Supposedly, Lance Armstrong and Marco Pantani have buried the hatchet. I think the world's more fun with bitter rivals.
If you're into investing and finance, and even if you're taking a hiatus from it in this challenging environment, you should read Warren Buffet's annual letter to shareholders. Among the great lines from this year's letter, which comes after a much improved performance versus the previous year:
"The line separating investment and speculation, which is never bright and clear, becomes blurred still further when most market participants have recently enjoyed triumphs. Nothing sedates rationality like large doses of effortless money."
"After a heady experience of that kind, normally sensible people drift into behavior akin to that of Cinderella at the ball," he wrote. "They know that overstaying the festivities -- that is, continuing to speculate in companies that have gigantic valuations relative to the cash they are likely to generate in the future -- will eventually bring on pumpkins and mice."
"But they nevertheless hate to miss a single minute of what is one helluva party," he added. "Therefore, the giddy participants all plan to leave just seconds before midnight. There's a problem, though: They are dancing in a room in which the clocks have no hands."
True. True.

Made

The Sopranos is showing in widescreen on HBO this year. Hallelujah! Your next TV should be widescreen, trust me on this.
In today's episode of The Sopranos, Christopher becomes a made man. During the ceremony, he spots a crow on the basement window ledge. Soon thereafter, he realizes the responsibilities of being a made man can be heavy. I've been spotting crows everywhere recently. Watching the show, I felt strangely sympathetic to Christopher. Like my life is about to become a whole lot more complicated. Tony reads an oath to Christopher, telling him that the family of the mob takes precedence over his own family, his wife, kids, mother, father...it's like working for a startup!
The mob may be entertainment's most flexible metaphor for organizations.
I realized that my life is devoid of any meaningful rituals. Some families sit down for dinner. Some people go to church. I think I need to return to morning writing, or something.

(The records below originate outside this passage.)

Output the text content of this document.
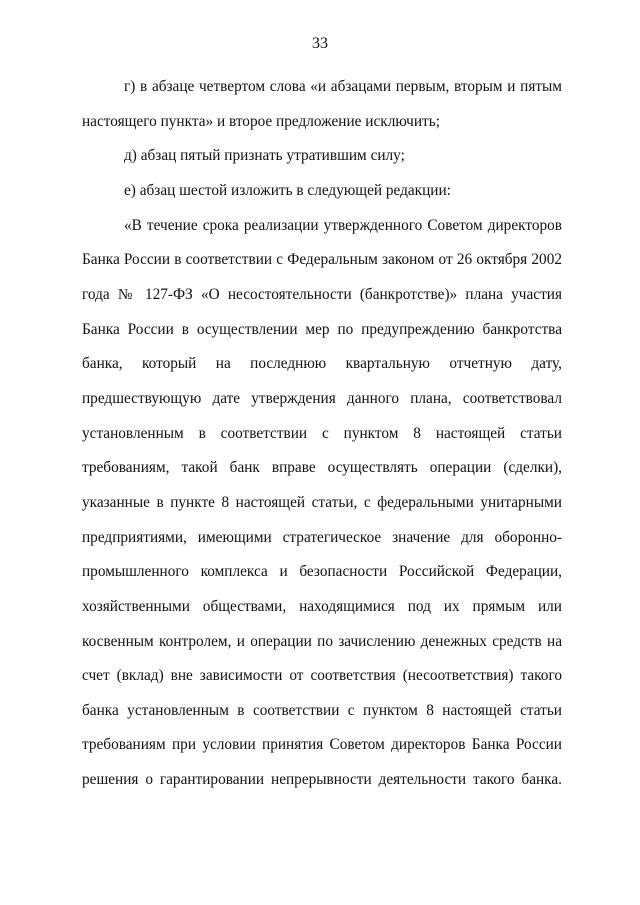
33

г) в абзаце четвертом слова «и абзацами первым, вторым и пятым настоящего пункта» и второе предложение исключить;

д) абзац пятый признать утратившим силу;

е) абзац шестой изложить в следующей редакции:

«В течение срока реализации утвержденного Советом директоров Банка России в соответствии с Федеральным законом от 26 октября 2002 года № 127-ФЗ «О несостоятельности (банкротстве)» плана участия Банка России в осуществлении мер по предупреждению банкротства банка, который на последнюю квартальную отчетную дату, предшествующую дате утверждения данного плана, соответствовал установленным в соответствии с пунктом 8 настоящей статьи требованиям, такой банк вправе осуществлять операции (сделки), указанные в пункте 8 настоящей статьи, с федеральными унитарными предприятиями, имеющими стратегическое значение для оборонно-промышленного комплекса и безопасности Российской Федерации, хозяйственными обществами, находящимися под их прямым или косвенным контролем, и операции по зачислению денежных средств на счет (вклад) вне зависимости от соответствия (несоответствия) такого банка установленным в соответствии с пунктом 8 настоящей статьи требованиям при условии принятия Советом директоров Банка России решения о гарантировании непрерывности деятельности такого банка.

In the Company of Men is on. Aaron Eckhart's character in that film is so evil...what a great film. I'm surprised at how many people dismiss that film and Seven, because of their storylines. I'm far more offended by bad films which rob me of $7.50 and two hours of my free time.

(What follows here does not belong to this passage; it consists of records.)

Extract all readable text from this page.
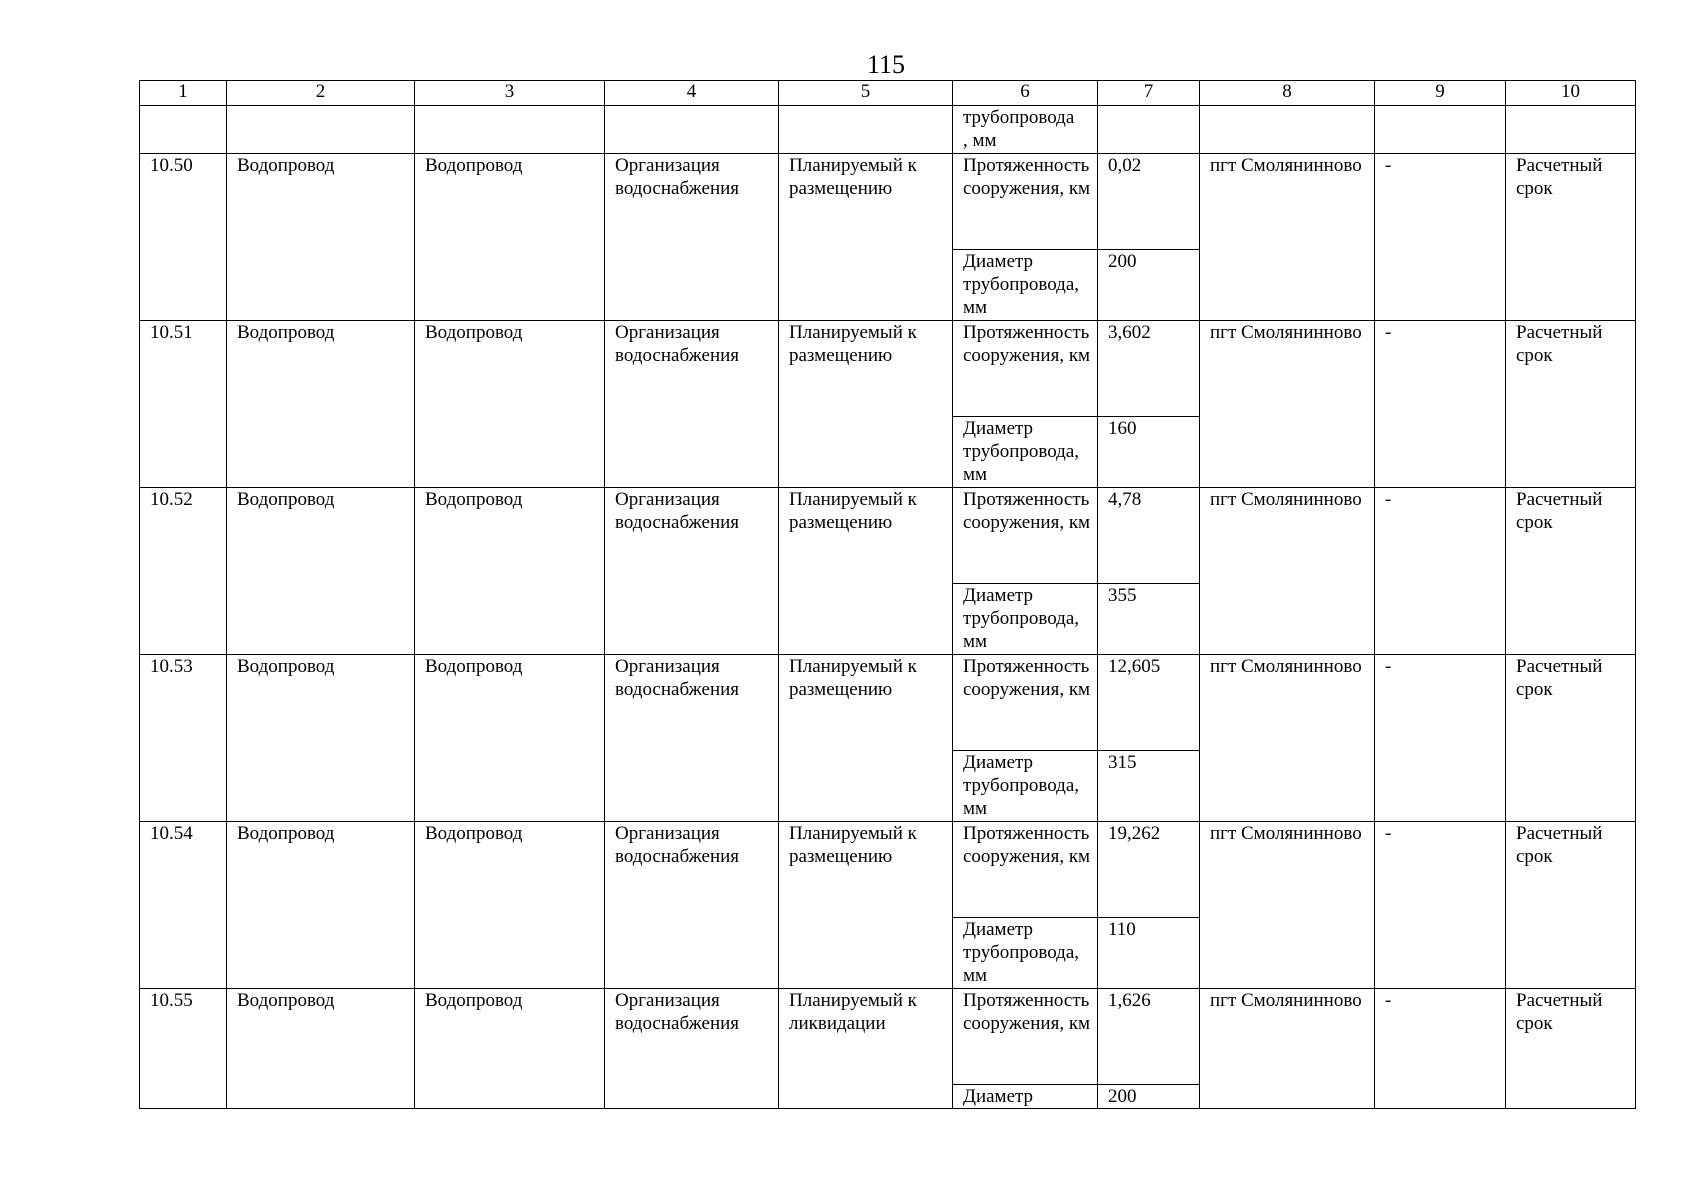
115
1	2	3	4	5	6	7	8	9	10
					трубопровода
, мм				
10.50	Водопровод	Водопровод	Организация водоснабжения	Планируемый к размещению	Протяженность сооружения, км	0,02	пгт Смолянинново	-	Расчетный срок
					Диаметр трубопровода, мм	200			
10.51	Водопровод	Водопровод	Организация водоснабжения	Планируемый к размещению	Протяженность сооружения, км	3,602	пгт Смолянинново	-	Расчетный срок
					Диаметр трубопровода, мм	160			
10.52	Водопровод	Водопровод	Организация водоснабжения	Планируемый к размещению	Протяженность сооружения, км	4,78	пгт Смолянинново	-	Расчетный срок
					Диаметр трубопровода, мм	355			
10.53	Водопровод	Водопровод	Организация водоснабжения	Планируемый к размещению	Протяженность сооружения, км	12,605	пгт Смолянинново	-	Расчетный срок
					Диаметр трубопровода, мм	315			
10.54	Водопровод	Водопровод	Организация водоснабжения	Планируемый к размещению	Протяженность сооружения, км	19,262	пгт Смолянинново	-	Расчетный срок
					Диаметр трубопровода, мм	110			
10.55	Водопровод	Водопровод	Организация водоснабжения	Планируемый к ликвидации	Протяженность сооружения, км	1,626	пгт Смолянинново	-	Расчетный срок
					Диаметр	200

Stanford got a 1 seed in the West. You know, we still can't get any respect. I've read a few predictions already, and everyone's picking Maryland to come out of the West. They'll just have to out and prove themselves.

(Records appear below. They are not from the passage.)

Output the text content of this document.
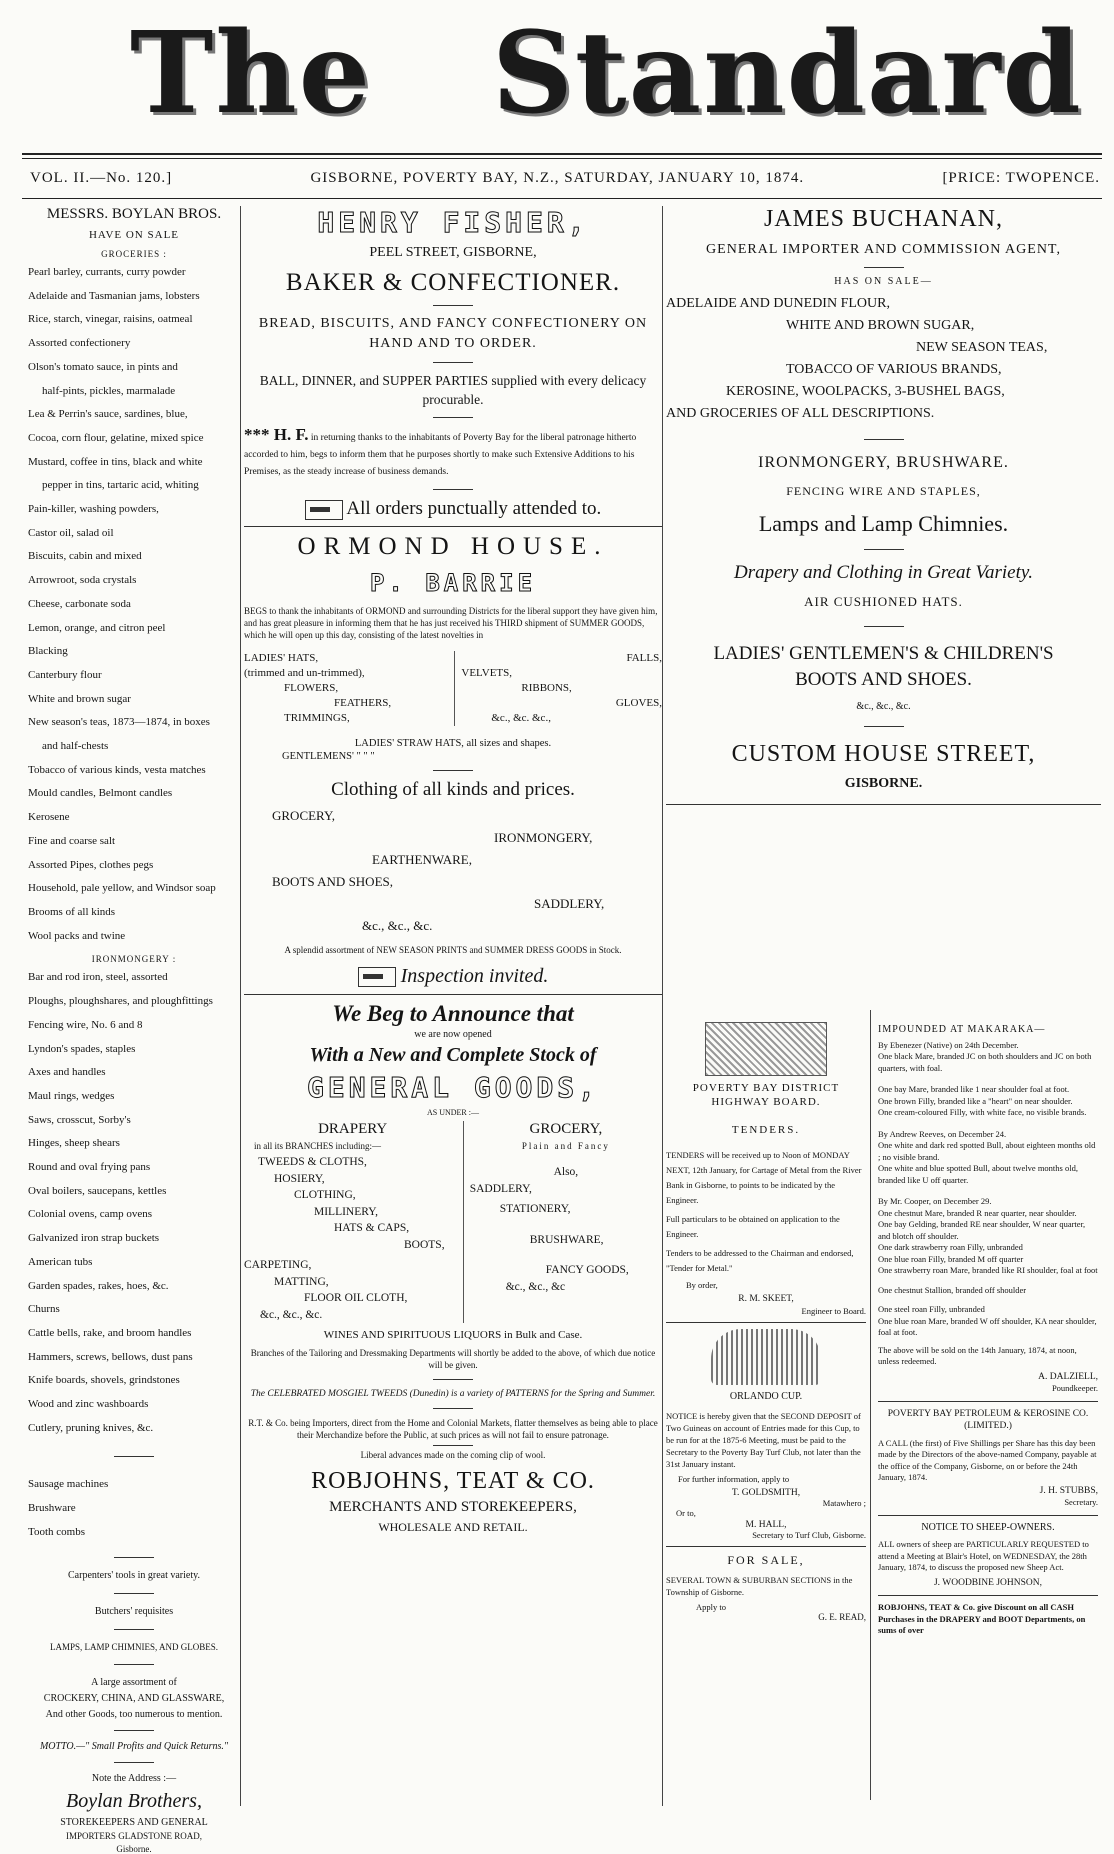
The Standard
VOL. II.—No. 120.]	GISBORNE, POVERTY BAY, N.Z., SATURDAY, JANUARY 10, 1874.	[PRICE: TWOPENCE.
MESSRS. BOYLAN BROS.
HAVE ON SALE
GROCERIES :
Pearl barley, currants, curry powder
Adelaide and Tasmanian jams, lobsters
Rice, starch, vinegar, raisins, oatmeal
Assorted confectionery
Olson's tomato sauce, in pints and
half-pints, pickles, marmalade
Lea & Perrin's sauce, sardines, blue,
Cocoa, corn flour, gelatine, mixed spice
Mustard, coffee in tins, black and white
pepper in tins, tartaric acid, whiting
Pain-killer, washing powders,
Castor oil, salad oil
Biscuits, cabin and mixed
Arrowroot, soda crystals
Cheese, carbonate soda
Lemon, orange, and citron peel
Blacking
Canterbury flour
White and brown sugar
New season's teas, 1873—1874, in boxes
and half-chests
Tobacco of various kinds, vesta matches
Mould candles, Belmont candles
Kerosene
Fine and coarse salt
Assorted Pipes, clothes pegs
Household, pale yellow, and Windsor soap
Brooms of all kinds
Wool packs and twine
IRONMONGERY :
Bar and rod iron, steel, assorted
Ploughs, ploughshares, and ploughfittings
Fencing wire, No. 6 and 8
Lyndon's spades, staples
Axes and handles
Maul rings, wedges
Saws, crosscut, Sorby's
Hinges, sheep shears
Round and oval frying pans
Oval boilers, saucepans, kettles
Colonial ovens, camp ovens
Galvanized iron strap buckets
American tubs
Garden spades, rakes, hoes, &c.
Churns
Cattle bells, rake, and broom handles
Hammers, screws, bellows, dust pans
Knife boards, shovels, grindstones
Wood and zinc washboards
Cutlery, pruning knives, &c.
Sausage machines
Brushware
Tooth combs
Carpenters' tools in great variety.
Butchers' requisites
LAMPS, LAMP CHIMNIES, AND GLOBES.
A large assortment of
CROCKERY, CHINA, AND GLASSWARE,
And other Goods, too numerous to mention.
MOTTO.—" Small Profits and Quick Returns."
Note the Address :—
Boylan Brothers,
STOREKEEPERS AND GENERAL
IMPORTERS GLADSTONE ROAD,
Gisborne.
HENRY FISHER,
PEEL STREET, GISBORNE,
BAKER & CONFECTIONER.
BREAD, BISCUITS, AND FANCY CONFECTIONERY ON HAND AND TO ORDER.
BALL, DINNER, and SUPPER PARTIES supplied with every delicacy procurable.
*** H. F. in returning thanks to the inhabitants of Poverty Bay for the liberal patronage hitherto accorded to him, begs to inform them that he purposes shortly to make such Extensive Additions to his Premises, as the steady increase of business demands.
All orders punctually attended to.
ORMOND HOUSE.
P. BARRIE
BEGS to thank the inhabitants of ORMOND and surrounding Districts for the liberal support they have given him, and has great pleasure in informing them that he has just received his THIRD shipment of SUMMER GOODS, which he will open up this day, consisting of the latest novelties in
LADIES' HATS,
(trimmed and un-trimmed),
FLOWERS,
FEATHERS,
TRIMMINGS,
FALLS,
VELVETS,
RIBBONS,
GLOVES,
&c., &c. &c.,
LADIES' STRAW HATS, all sizes and shapes.
GENTLEMENS' " " "
Clothing of all kinds and prices.
GROCERY,
IRONMONGERY,
EARTHENWARE,
BOOTS AND SHOES,
SADDLERY,
&c., &c., &c.
A splendid assortment of NEW SEASON PRINTS and SUMMER DRESS GOODS in Stock.
Inspection invited.
We Beg to Announce that
we are now opened
With a New and Complete Stock of
GENERAL GOODS,
AS UNDER :—
DRAPERY
in all its BRANCHES including:—
TWEEDS & CLOTHS,
HOSIERY,
CLOTHING,
MILLINERY,
HATS & CAPS,
BOOTS,
CARPETING,
MATTING,
FLOOR OIL CLOTH,
&c., &c., &c.
GROCERY,
Plain and Fancy
Also,
SADDLERY,
STATIONERY,
BRUSHWARE,
FANCY GOODS,
&c., &c., &c
WINES AND SPIRITUOUS LIQUORS in Bulk and Case.
Branches of the Tailoring and Dressmaking Departments will shortly be added to the above, of which due notice will be given.
The CELEBRATED MOSGIEL TWEEDS (Dunedin) is a variety of PATTERNS for the Spring and Summer.
R.T. & Co. being Importers, direct from the Home and Colonial Markets, flatter themselves as being able to place their Merchandize before the Public, at such prices as will not fail to ensure patronage.
Liberal advances made on the coming clip of wool.
ROBJOHNS, TEAT & CO.
MERCHANTS AND STOREKEEPERS,
WHOLESALE AND RETAIL.
JAMES BUCHANAN,
GENERAL IMPORTER AND COMMISSION AGENT,
HAS ON SALE—
ADELAIDE AND DUNEDIN FLOUR,
WHITE AND BROWN SUGAR,
NEW SEASON TEAS,
TOBACCO OF VARIOUS BRANDS,
KEROSINE, WOOLPACKS, 3-BUSHEL BAGS,
AND GROCERIES OF ALL DESCRIPTIONS.
IRONMONGERY, BRUSHWARE.
FENCING WIRE AND STAPLES,
Lamps and Lamp Chimnies.
Drapery and Clothing in Great Variety.
AIR CUSHIONED HATS.
LADIES' GENTLEMEN'S & CHILDREN'S
BOOTS AND SHOES.
&c., &c., &c.
CUSTOM HOUSE STREET,
GISBORNE.
POVERTY BAY DISTRICT
HIGHWAY BOARD.
TENDERS.
TENDERS will be received up to Noon of MONDAY NEXT, 12th January, for Cartage of Metal from the River Bank in Gisborne, to points to be indicated by the Engineer.
Full particulars to be obtained on application to the Engineer.
Tenders to be addressed to the Chairman and endorsed, "Tender for Metal."
By order,
R. M. SKEET,
Engineer to Board.
ORLANDO CUP.
NOTICE is hereby given that the SECOND DEPOSIT of Two Guineas on account of Entries made for this Cup, to be run for at the 1875-6 Meeting, must be paid to the Secretary to the Poverty Bay Turf Club, not later than the 31st January instant.
For further information, apply to
T. GOLDSMITH,
Matawhero ;
Or to,
M. HALL,
Secretary to Turf Club, Gisborne.
FOR SALE,
SEVERAL TOWN & SUBURBAN SECTIONS in the Township of Gisborne.
Apply to
G. E. READ,
IMPOUNDED AT MAKARAKA—
By Ebenezer (Native) on 24th December.
One black Mare, branded JC on both shoulders and JC on both quarters, with foal.
One bay Mare, branded like 1 near shoulder foal at foot.
One brown Filly, branded like a "heart" on near shoulder.
One cream-coloured Filly, with white face, no visible brands.
By Andrew Reeves, on December 24.
One white and dark red spotted Bull, about eighteen months old ; no visible brand.
One white and blue spotted Bull, about twelve months old, branded like U off quarter.
By Mr. Cooper, on December 29.
One chestnut Mare, branded R near quarter, near shoulder.
One bay Gelding, branded RE near shoulder, W near quarter, and blotch off shoulder.
One dark strawberry roan Filly, unbranded
One blue roan Filly, branded M off quarter
One strawberry roan Mare, branded like RI shoulder, foal at foot
One chestnut Stallion, branded off shoulder
One steel roan Filly, unbranded
One blue roan Mare, branded W off shoulder, KA near shoulder, foal at foot.
The above will be sold on the 14th January, 1874, at noon, unless redeemed.
A. DALZIELL,
Poundkeeper.
POVERTY BAY PETROLEUM & KEROSINE CO. (LIMITED.)
A CALL (the first) of Five Shillings per Share has this day been made by the Directors of the above-named Company, payable at the office of the Company, Gisborne, on or before the 24th January, 1874.
J. H. STUBBS,
Secretary.
NOTICE TO SHEEP-OWNERS.
ALL owners of sheep are PARTICULARLY REQUESTED to attend a Meeting at Blair's Hotel, on WEDNESDAY, the 28th January, 1874, to discuss the proposed new Sheep Act.
J. WOODBINE JOHNSON,
ROBJOHNS, TEAT & Co. give Discount on all CASH Purchases in the DRAPERY and BOOT Departments, on sums of over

In the NYT magazine today, The Ethicist Randy Cohen revised a past reply of his and said it was okay to take your own food into movie theaters. I'm not vindicated for all those years of smuggling candy in sandwich bags into movie theaters! Mom, you were right--it's okay!
About a month ago, I had no idea what Cubism was, and now I'm running into it everywhere. If you're curious, ask me, and I'll share in my newfound knowledge. I don't think they taught that in my college art history class.

Rode 48 miles today, swinging

Rode 48 miles today, swinging around the upper half of Lake Washington with Todd and Jesse. Still feel heavy going up hills, and my calves cramped up at the end of the ride. Still, feels good to experience pain and soreness in my legs. It's the kind of soreness that only a long ride can generate.
Stanford finished its season with a win over Arizona State and should get the #1 seed in the West region. If ever they were to win the national championship, this is the year to do it. It's hard to imagine them being any better or more balanced than they are this year.
Watched Pollock and Finding Forrester and felt creative. So I wrote for a while. Neither was a great film, but in their own ways, they got it right about the creative process.
After the charlatans, the clowns, the whores, and the weak, who is left? Bring me your brave.